Saturday’s forecast is sunny, but there are clouds of uncertainty for postal workers about to do a good deed on the job.
Mail carriers delivered yellow plastic bags to households this week. Saturday is the 20th annual National Association of Letter Carriers Stamp Out Hunger Food Drive. People in Snohomish County and around the country are asked to leave nonperishable food next to mailboxes for pickup.
“The whole thing is to bring attention to the problem of people going without food,” said Ernie Swanson, a U.S. Postal Service spokesman.
On their routes, mail carriers come face-to-face with need.
“So many people are depending on this food,” said Bob James, a mailman in Mountlake Terrace and president of the National Association of Letter Carriers in Snohomish County. “People are upside-down on mortgages, people are being foreclosed upon. You can tell when somebody is having financial difficulties,” said James, who has been involved in the food drive since its start.
Tradition holds that mail is delivered no matter what, in keeping with the famous inscription on a New York City post office: “Neither snow nor rain nor gloom of night stays these couriers from the swift completion of their appointed rounds.”
Yet the agency is operating with staggering financial losses and the specter of postal facility closures.
Swanson, who talked about the food drive Thursday, spoke earlier this week with Herald reporter Debra Smith. Her “Inside Everett” blog said Wednesday that Everett’s Hardeson Road mail processing facility is not among hundreds of rural area post offices the U.S. Postal Service announced this week it wants to keep open.
Swanson said that as far as he knows, closure of the Everett facility — which would mean the loss of about 100 jobs and next-day delivery in our area — is still part of plans to streamline the agency. The Associated Press reported Wednesday that the Postal Service “will announce new changes next week involving its proposal to close up to 252 mail processing centers.” The Senate recently passed a bill that would halt immediate closure of the 252 mail processing centers, including Everett’s, but that hasn’t won House approval.
So local postal workers will gather food for those most in need under an economic cloud of their own. “Their primary concern is for people out of jobs now,” Swanson said.
Through years of high unemployment, donations have held steady. “It’s wonderful. In what we call the Seattle district, which is most of Washington state and northern Idaho, we’ve gathered about 2 million pounds of food in each of the last three or four years,” Swanson said.

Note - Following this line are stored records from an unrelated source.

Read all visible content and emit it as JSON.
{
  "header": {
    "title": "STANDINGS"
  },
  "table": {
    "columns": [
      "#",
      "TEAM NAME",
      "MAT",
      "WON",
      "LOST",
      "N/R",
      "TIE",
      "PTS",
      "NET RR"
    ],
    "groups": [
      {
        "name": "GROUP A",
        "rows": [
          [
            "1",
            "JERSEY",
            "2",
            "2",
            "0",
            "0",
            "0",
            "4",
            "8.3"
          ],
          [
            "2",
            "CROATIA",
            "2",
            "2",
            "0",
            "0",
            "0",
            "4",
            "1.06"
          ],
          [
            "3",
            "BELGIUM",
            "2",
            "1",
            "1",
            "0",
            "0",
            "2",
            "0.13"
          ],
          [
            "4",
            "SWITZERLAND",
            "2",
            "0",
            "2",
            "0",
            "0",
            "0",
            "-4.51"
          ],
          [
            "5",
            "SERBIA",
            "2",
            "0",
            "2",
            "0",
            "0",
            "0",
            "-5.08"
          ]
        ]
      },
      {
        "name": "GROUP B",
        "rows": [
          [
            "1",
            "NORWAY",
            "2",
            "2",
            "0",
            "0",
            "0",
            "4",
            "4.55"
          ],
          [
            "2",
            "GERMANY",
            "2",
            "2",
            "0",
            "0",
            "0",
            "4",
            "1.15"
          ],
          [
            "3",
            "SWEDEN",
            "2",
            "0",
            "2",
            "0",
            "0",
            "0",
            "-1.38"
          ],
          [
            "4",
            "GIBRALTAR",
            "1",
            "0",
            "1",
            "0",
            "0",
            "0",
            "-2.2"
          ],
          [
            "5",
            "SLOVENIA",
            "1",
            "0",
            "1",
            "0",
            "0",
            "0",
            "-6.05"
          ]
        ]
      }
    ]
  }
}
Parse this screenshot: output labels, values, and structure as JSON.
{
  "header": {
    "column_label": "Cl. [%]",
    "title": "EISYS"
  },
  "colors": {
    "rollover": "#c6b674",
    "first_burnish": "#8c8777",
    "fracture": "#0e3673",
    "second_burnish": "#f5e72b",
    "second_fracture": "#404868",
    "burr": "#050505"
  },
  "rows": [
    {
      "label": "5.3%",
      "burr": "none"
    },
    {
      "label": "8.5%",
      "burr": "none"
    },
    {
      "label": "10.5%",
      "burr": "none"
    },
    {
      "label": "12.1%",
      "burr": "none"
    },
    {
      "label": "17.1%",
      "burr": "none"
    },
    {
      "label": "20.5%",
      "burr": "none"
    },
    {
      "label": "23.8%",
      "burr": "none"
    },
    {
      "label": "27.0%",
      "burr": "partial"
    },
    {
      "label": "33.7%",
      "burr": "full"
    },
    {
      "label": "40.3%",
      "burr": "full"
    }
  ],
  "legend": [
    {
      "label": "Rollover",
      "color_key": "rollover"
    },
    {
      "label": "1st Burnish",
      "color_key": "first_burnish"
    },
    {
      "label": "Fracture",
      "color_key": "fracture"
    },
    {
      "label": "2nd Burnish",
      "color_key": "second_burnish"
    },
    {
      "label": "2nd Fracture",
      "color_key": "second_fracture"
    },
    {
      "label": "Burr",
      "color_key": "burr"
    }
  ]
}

Stamp Out Hunger is the nation’s largest single-day food drive. In 2011, Americans donated 70.2 million pounds of food.
Mail carriers don’t do all the work. Bob Reese, regional executive vice president of Volunteers of America Western Washington, said the agency that oversees area food banks needs help sorting, loading and distributing food. Information on how to help is at www.voaww.org/lettercarriers.
Added to the burden of worry about their own jobs, mail carriers will do double duty Saturday.
“It’s very commendable that even in this age of cutbacks, our employer is still allowing us to pick up food. There is an impact on the carriers’ time,” James said. “Letter carriers are happy to do it. It’s a good feeling, helping out the community.”
With Saturday mail delivery possibly on the chopping block, this 20th anniversary food drive could be the last one held on a weekend.
This year especially, filling a bag with food does more than help the hungry. It shows support for an agency that keeps delivering — even as it struggles.
Julie Muhlstein: 425-339-3460, muhlstein@heraldnet.com.
Food drive Saturday
The Stamp Out Hunger Food Drive is Saturday. To donate, put nonperishable food in a bag next to your mailbox. Needs include: diapers, baby wipes, infant formula and baby food; canned meats, fruits, vegetables and soups; dry cereal and pasta. Volunteers of America Western Washington needs help sorting and loading food: www.voaww.org/lettercarriers.